The Attention Merchants: The Epic Scramble to Get Inside Our Heads

December 28, 2016
author |
Tim Wu
year published |
2016

Business is always trying to get our attention—and perhaps our souls—according to this lively if sometimes overwrought history of advertiser-sponsored media.

Columbia law professor and net-neutrality advocate Wu (The Master Switch) takes readers from the 19th-century dawn of New York’s penny press, when media moguls first realized that the attention of readers was their “product” and advertisers their customers, through the propaganda of wartime Britain and Nazi Germany, the advent of television’s mesmeric power, and ultimately the current onslaught of garish pop-ups and click-bait junk-journalism fighting to hijack our eyeballs on the Internet.
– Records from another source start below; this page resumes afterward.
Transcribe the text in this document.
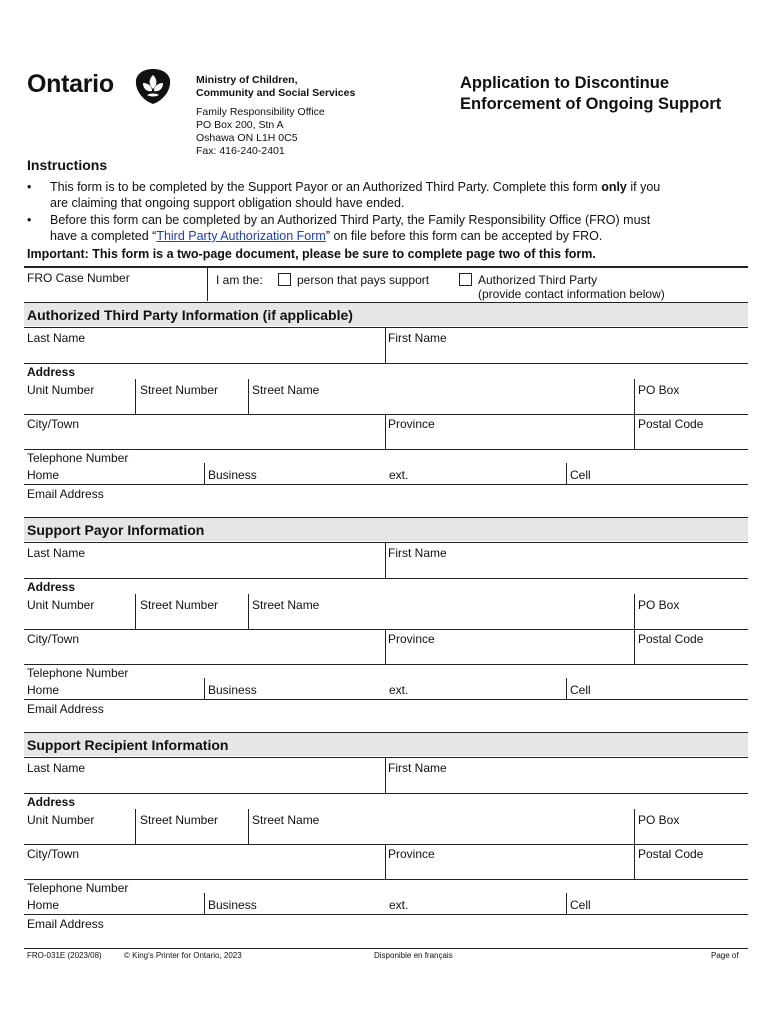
Ontario	Ministry of Children,
Community and Social Services
Family Responsibility Office
PO Box 200, Stn A
Oshawa ON L1H 0C5
Fax: 416-240-2401
Application to Discontinue
Enforcement of Ongoing Support
Instructions
• This form is to be completed by the Support Payor or an Authorized Third Party. Complete this form only if you
are claiming that ongoing support obligation should have ended.
• Before this form can be completed by an Authorized Third Party, the Family Responsibility Office (FRO) must
have a completed “Third Party Authorization Form” on file before this form can be accepted by FRO.
Important: This form is a two-page document, please be sure to complete page two of this form.
FRO Case Number	I am the:	person that pays support	Authorized Third Party
(provide contact information below)
Authorized Third Party Information (if applicable)
Last Name	First Name
Address
Unit Number	Street Number	Street Name	PO Box
City/Town	Province	Postal Code
Telephone Number
Home	Business	ext.	Cell
Email Address
Support Payor Information
Last Name	First Name
Address
Unit Number	Street Number	Street Name	PO Box
City/Town	Province	Postal Code
Telephone Number
Home	Business	ext.	Cell
Email Address
Support Recipient Information
Last Name	First Name
Address
Unit Number	Street Number	Street Name	PO Box
City/Town	Province	Postal Code
Telephone Number
Home	Business	ext.	Cell
Email Address
FRO-031E (2023/08)	© King's Printer for Ontario, 2023	Disponible en français	Page of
Wu’s critique of the Kardashianized spiritual malaise of our society of the spectacle—“We are at risk of being not merely informed but manipulated and even deceived by ads… of living lives that are less fully our own than we imagine,” he groans—feels old hat; the real problem seems to be simply how to prune back ads that have grown too invasive and annoying. Fortunately, his history is usually vigorous and amusing, filled with details of colorful hucksterism and cunning attention-grabbing ploys along with revealing insights into the behavioral quirks they instill in us. The result is an engrossing study of what we hate about commercial media. (Oct.)